Maybe not an accurate restoration....but hey...
for 200 bux?  
Total no brainer for anyone near this place...

looks like a Local PU

https://bham.craigslist.org/bik/6038268718.html


----------



## tripple3 (Mar 27, 2017)

*Vintage 1961 Ladies Schwinn Flying Star Blue And White Bicycle 26" Rim - $200 (ARAB) *Vintage 1961 Ladies Schwinn Flying Star Blue And White Bicycle 26" Rims USA
Circa 1961 Schwinn Flying Star girls tank bicycle. It is in vintage older restoration condition. It has 26"x 2.125 tires that appear to be in good condition and hold air. Bike is fully functioning and has not been used for past 20 years.




 

 

 

 
FOR TIME AND DIRECTIONS.  
CASH ONLY ON PICKUP.
PICK UP ONLY *** NO SHIPPING
We were on "American Pickers Show, Jan. 14, 2015


----------



## Nickinator (Mar 28, 2017)

Yeah definitely not a '61, this is a '61 Flying Star, middleweight. Would be a nicely priced bike to restore properly. 
Darcie


Sent from my iPhone using Tapatalk


----------



## bikecrazy (Mar 28, 2017)

Pre war for sure, but lots of great parts!


----------



## JOEL (Mar 29, 2017)

Thanks Bob. I am picking it up today. Ive been there many times but he wouldnt sell that one. Interesting dude, highly organized horder.


----------



## JOEL (Mar 29, 2017)

Listing in FS section. This is an older Billy H restoration. Still a good deal.


----------



## Robertriley (Mar 29, 2017)

JOEL said:


> Thanks Bob. I am picking it up today. Ive been there many times but he wouldnt sell that one. Interesting dude, highly organized horder.



Congrats, great buy


----------



## bobcycles (Mar 29, 2017)

JOEL said:


> Listing in FS section. This is an older Billy H restoration. Still a good deal.

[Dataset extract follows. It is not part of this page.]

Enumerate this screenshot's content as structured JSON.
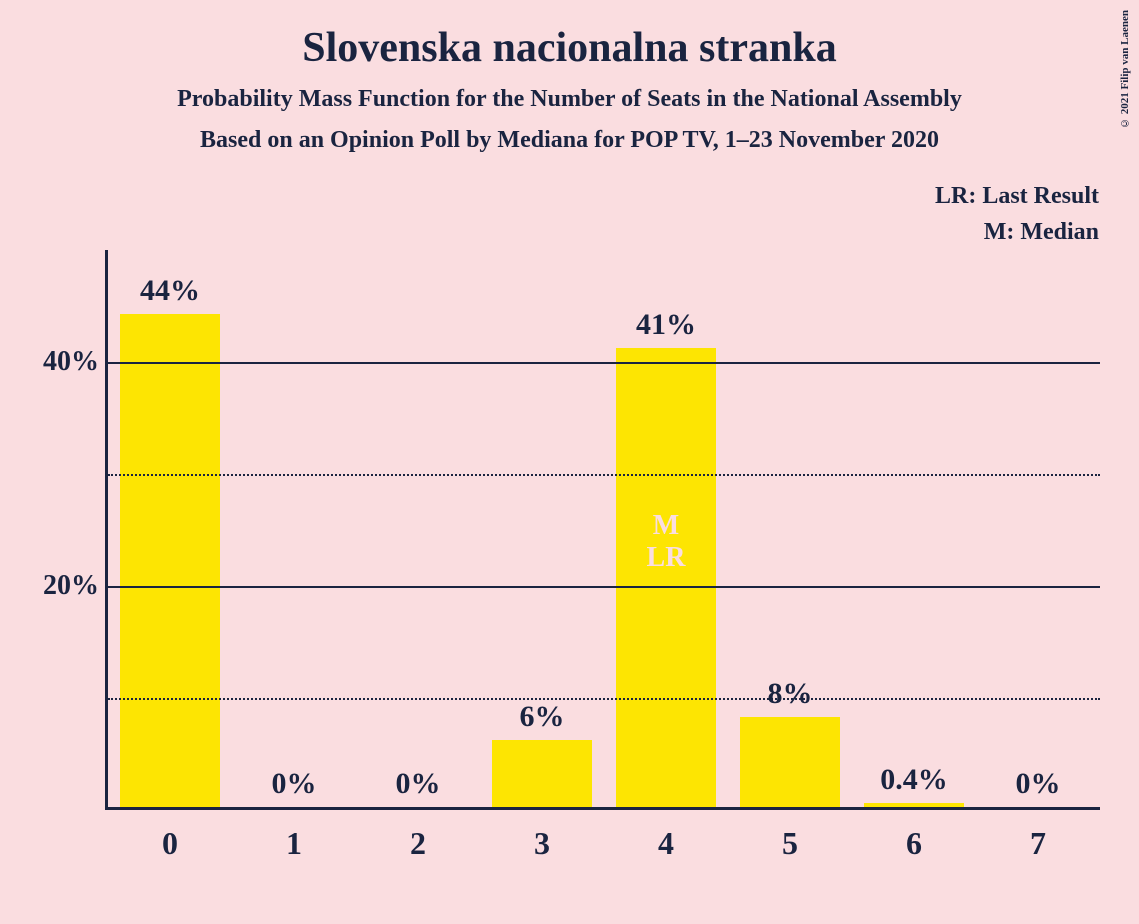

Billy H was/is a righteous dude!  Have not seen him in ages....20 years ago he was a Portland Indiana Whiz-in regular
and always had good stuff!
Glad you scored that bike!   200 bux!  no brainer for sure!


----------



## JOEL (Mar 30, 2017)

Billy is still around. He was one of the first collectors I ever met. I think he is mostly out of it but he still seems to round up a load for Portland every year.


----------